His negligence in this regard was not of such inexcussable character as to give rise to an inference of wilful misconduct, such as would justify us in declining altogether to entertain his motion to correct the omission in the record. Doubtless he made use of his own notes of the testimony in the preparation of his brief, withoiut examination of the record, and relied upon the presumption that the clerk of the lower court had complied with his duty to send the evidence here with the record on appeal. We cannot say that he was culpably responsible in any way for the original failure of the clerk to transmit the evidence; but it is very evident that the delay in correcting the omission since the record was received by this court, with all the incidental inconvenience and cost to the opposing party, may fairly be attributed to appellant's negligence in verifying the conditions of the record, and to his failure to move promptly to correct the omission which the most cursory examination of the record as brought here would ave disclosed.

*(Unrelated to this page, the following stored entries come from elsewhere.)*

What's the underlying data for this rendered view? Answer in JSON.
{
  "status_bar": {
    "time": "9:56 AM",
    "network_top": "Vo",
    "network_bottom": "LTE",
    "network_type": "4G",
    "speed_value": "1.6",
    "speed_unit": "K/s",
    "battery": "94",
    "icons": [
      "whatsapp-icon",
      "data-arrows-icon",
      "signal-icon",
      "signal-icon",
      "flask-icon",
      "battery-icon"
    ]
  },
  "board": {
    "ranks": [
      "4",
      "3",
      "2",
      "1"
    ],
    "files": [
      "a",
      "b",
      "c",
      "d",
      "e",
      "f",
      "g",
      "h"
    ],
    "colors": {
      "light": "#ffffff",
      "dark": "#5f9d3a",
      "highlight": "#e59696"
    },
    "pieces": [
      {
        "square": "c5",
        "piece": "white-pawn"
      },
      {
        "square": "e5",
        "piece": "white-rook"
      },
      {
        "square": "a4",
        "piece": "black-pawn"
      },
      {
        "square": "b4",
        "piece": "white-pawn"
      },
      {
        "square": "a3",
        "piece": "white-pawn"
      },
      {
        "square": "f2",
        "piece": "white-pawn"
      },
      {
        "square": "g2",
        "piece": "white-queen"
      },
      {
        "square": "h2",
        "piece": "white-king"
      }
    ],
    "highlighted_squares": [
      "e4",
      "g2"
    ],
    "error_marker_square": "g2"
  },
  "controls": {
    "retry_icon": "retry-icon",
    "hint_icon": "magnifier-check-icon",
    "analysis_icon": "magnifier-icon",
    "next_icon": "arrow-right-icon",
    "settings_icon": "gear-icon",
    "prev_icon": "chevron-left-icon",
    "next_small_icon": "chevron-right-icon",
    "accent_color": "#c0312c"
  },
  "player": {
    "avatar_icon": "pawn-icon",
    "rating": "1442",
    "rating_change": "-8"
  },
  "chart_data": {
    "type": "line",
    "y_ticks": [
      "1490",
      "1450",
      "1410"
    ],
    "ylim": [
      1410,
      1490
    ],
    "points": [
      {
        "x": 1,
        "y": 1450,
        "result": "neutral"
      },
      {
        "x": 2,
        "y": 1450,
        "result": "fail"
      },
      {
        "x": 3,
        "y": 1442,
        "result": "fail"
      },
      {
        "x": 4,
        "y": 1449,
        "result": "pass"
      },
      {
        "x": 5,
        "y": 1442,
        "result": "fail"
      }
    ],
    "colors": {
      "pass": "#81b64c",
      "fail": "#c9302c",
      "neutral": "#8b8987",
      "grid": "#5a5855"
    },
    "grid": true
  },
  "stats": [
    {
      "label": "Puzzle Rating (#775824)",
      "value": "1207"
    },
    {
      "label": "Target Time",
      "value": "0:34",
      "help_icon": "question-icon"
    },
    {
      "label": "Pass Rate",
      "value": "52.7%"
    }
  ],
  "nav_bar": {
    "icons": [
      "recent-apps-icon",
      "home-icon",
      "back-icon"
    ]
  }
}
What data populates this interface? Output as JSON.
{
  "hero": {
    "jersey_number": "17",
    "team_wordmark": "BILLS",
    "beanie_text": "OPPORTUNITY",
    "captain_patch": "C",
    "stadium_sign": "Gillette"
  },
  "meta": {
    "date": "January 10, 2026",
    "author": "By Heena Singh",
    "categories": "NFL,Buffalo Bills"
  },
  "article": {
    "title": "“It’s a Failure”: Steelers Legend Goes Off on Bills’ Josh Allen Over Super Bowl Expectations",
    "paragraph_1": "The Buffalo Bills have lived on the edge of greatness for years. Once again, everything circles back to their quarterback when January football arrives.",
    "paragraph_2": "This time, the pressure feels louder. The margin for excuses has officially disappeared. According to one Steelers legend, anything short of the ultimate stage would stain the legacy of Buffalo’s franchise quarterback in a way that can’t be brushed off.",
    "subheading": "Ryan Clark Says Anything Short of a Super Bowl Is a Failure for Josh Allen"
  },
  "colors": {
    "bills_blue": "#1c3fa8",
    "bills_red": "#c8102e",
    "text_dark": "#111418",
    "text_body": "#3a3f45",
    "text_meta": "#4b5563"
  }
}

We conclude that we should grant appellant's prayer for the issuance of the appropriate orders directing the clerk of the court below to transmit the evidence taken at the trial to this court, to be united with the record on appeal. But we think that for the protection of the rights of the appellee, this order should be conditioned upon the deposit by the appellant, within five days from the receipt of notice of our action in this regard, of the sum of P24 (this amount being equal to the registration fee fixed by law in appealed cases) together with an amount equal to the costs of printing the appellee's brief heretofore filed with the record, the total amount being for the use of, and to be turned over fortwith to the appellee whose interests have suffered as a result of the appellant's negligence.

Upon the making of this deposit, the proper orders will issue for the perfection of the record; but, in the event that the deposit is not made as directed, the clerk will fortwith enter an order denying the motion to perfect the record, and the case will thereafter be adjudicated in due course upon the record as it stands. So ordered.

Mapa, C.J., Johnson, Araullo, Malcolm, Avanceña, Moir and Villamor, JJ., concur.